Business News of Wednesday, 22 November 2023

Source: thebftonline.com

Ghana's petroleum receipts decline by 35.72% between January to September 2023

File photo of Ghana's FPSO Nkrumah oil vessel File photo of Ghana's FPSO Nkrumah oil vessel

Petroleum receipts for the period January to September 2023 saw a significant decline of 35.72 percent compared to the same period of 2022, impacting overall funds received into the Petroleum Holding Fund (PHF).

The receipts from crude oil liftings alone for the aforementioned period, according to finance minister Ken Ofori-Atta, totalled US$509.68million. When factoring in other petroleum receipts, the total amount received into the PHF amounted to US$751.32million. This marks a notable decrease from the US$1,168.99million received during the same period of 2022.

The minister, during his presentation of the 2024 Budget and Economic Policy on the floor of parliament, indicated that the report includes data from the 69th – 72nd Jubilee liftings, 22nd TEN lifting, and the 12th and 13th liftings from the Sankofa Gye-Nyame field, showing a shift in the petroleum landscape.

Of the total amount distributed (US$750.69million) he said state-owned Ghana National Petroleum Corporation (GNPC) received an amount of US$184.45million. This allocation to GNPC consists of an equity financing cost of US$117.63million and GNPC’s share of the net Carried and Participating Interest (CAPI), which amounted to US$66.82million.

The decline in petroleum receipts for the first nine months of 2023 has however raised concerns over the national oil company’s financial health. With a decrease in funds allocated to GNPC, there may be potential implications for ongoing projects and strategic initiatives within the oil and gas sector.

Already, the country has witnessed a 9.54 percent drop in crude oil production totalling 35.42 million barrels, compared to the same period of the preceding year, in the first three-quarters of 2023. Against this, there are fears that a potential drop in global oil prices could throw a spanner in the works of GNPC.

The decline is attributed to natural waning in the TEN field and escalated gas-to-oil ratio and water production in the Jubilee and Sankofa fields.

The minister said the Greater Jubilee field contributed 21.94 million barrels, TEN field produced 5.02 million barrels and Sankofa-Gye Nyame field yielded 8.46 million barrels.

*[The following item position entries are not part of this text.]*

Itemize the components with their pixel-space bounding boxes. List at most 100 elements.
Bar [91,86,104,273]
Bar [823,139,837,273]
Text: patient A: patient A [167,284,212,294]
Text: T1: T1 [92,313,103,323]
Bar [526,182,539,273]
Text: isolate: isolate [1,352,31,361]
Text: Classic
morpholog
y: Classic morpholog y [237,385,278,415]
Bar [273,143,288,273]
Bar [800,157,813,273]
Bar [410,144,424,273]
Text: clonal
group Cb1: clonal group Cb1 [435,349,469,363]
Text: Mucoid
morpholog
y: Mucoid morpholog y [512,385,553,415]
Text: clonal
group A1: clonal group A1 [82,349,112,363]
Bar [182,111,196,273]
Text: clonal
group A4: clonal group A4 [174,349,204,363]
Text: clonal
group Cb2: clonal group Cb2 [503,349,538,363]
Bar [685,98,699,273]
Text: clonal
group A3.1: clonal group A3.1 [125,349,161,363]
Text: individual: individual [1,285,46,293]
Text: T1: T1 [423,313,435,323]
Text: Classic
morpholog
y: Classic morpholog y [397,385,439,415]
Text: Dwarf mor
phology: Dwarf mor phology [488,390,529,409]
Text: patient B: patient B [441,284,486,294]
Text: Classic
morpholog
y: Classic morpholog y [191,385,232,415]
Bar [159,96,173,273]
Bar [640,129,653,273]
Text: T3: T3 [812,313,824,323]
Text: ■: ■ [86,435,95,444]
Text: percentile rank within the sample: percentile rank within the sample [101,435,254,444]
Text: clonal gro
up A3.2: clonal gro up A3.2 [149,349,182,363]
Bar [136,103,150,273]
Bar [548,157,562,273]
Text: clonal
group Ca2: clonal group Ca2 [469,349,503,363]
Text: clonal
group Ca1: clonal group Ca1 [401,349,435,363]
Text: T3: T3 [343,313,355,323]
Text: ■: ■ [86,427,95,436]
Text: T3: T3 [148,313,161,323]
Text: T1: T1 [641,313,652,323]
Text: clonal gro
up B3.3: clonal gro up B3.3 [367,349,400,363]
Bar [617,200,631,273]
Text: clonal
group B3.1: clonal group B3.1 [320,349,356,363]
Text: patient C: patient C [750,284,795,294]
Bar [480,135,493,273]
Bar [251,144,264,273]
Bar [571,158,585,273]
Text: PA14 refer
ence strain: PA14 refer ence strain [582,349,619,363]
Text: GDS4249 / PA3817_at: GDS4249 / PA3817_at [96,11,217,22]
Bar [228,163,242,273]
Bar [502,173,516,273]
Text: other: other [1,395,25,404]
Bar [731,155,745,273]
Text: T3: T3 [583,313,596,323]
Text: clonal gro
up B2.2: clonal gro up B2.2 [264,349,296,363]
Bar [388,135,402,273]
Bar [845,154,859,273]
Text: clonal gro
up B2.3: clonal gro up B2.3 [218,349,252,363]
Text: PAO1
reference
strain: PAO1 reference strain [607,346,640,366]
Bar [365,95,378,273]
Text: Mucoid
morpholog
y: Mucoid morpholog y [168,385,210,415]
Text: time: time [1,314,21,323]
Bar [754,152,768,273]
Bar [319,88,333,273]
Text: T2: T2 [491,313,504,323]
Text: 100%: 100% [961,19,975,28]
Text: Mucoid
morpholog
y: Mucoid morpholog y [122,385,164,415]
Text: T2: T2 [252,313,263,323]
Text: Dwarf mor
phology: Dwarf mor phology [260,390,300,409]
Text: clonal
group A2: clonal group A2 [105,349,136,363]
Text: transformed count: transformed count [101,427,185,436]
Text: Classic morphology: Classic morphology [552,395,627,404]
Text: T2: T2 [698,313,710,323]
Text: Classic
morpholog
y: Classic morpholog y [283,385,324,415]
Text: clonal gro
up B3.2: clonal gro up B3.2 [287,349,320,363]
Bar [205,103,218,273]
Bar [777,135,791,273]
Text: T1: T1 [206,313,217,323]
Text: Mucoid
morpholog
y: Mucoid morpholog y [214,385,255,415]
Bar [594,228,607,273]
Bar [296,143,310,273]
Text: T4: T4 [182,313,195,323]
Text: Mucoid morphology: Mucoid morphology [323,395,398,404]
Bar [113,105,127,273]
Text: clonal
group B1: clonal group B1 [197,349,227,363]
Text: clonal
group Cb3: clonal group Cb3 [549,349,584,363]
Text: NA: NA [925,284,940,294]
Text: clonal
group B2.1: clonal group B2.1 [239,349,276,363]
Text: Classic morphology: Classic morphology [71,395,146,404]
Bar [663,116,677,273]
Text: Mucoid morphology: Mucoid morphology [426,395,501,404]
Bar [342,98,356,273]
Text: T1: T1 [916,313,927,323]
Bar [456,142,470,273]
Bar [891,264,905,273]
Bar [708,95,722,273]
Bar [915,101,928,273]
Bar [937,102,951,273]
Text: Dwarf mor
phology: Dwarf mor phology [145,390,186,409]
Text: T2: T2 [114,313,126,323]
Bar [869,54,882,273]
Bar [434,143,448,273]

However, this was 9.54 percent lower than the 39.15 million barrels produced in the same period for 2022.

Meanwhile, he said the project’s partners lifted 34.29 million barrels – with the Ghana National Petroleum Corporation lifting 6.65 million barrels on behalf of the state.

Furthermore, he noted that of the of 188,956 thousand standard cubic feet (Mscf) total gas production, 77,876 Mscf was used for power generation and non-power purposes. SGN Field transported 50,743 MMScf, Greater Jubilee Field transported 26,444 MMScf and TEN Field transported 689 MMScf for power generation. The average daily gas export of 285.26 MMScf was slightly below the target of 289.47 MMScf.

It will be recalled that Executive Director-Africa Centre for Energy Policy (ACEP), Benjamin Boakye, called for the regulatory environment to be ‘sanitised’ to attract new investments.

While recounting that Ghana had lost about 20 million barrels (bbls) of oil on a year-to-year basis, he advocated a rethink of the country’s strategy to make more from its oil resources.

Mr. Boakye was speaking in an interview at the back of a recent media engagement in Accra, and observed that the country made some gains in petroleum revenue despite the declining production – projecting that prevailing conditions will not likely allow a repeat of such fortune.

“Last year was an outlier; for this year, the oil prices have been averaging US$75 per barrel. If we are not lucky and production also dips, then it will be a double pain for the country,” he said.

This development, he noted, will have implications for the country’s budget – indicating that the declining oil production has already led to some job losses in the extractive sector.

Consequently, current developments affirm the ACEP boss’ position.

Also, in a brief reaction to current oil and gas developments, Economist and Executive Director-ACT AFRICA, Abdul Karim Mohammed said: “What’s happening with our gas output is that we have not invested in processing capacity to be able to offtake from the producing fields; so, they are either reinjected or flared, and that in turn also increases our CO2 emissions”.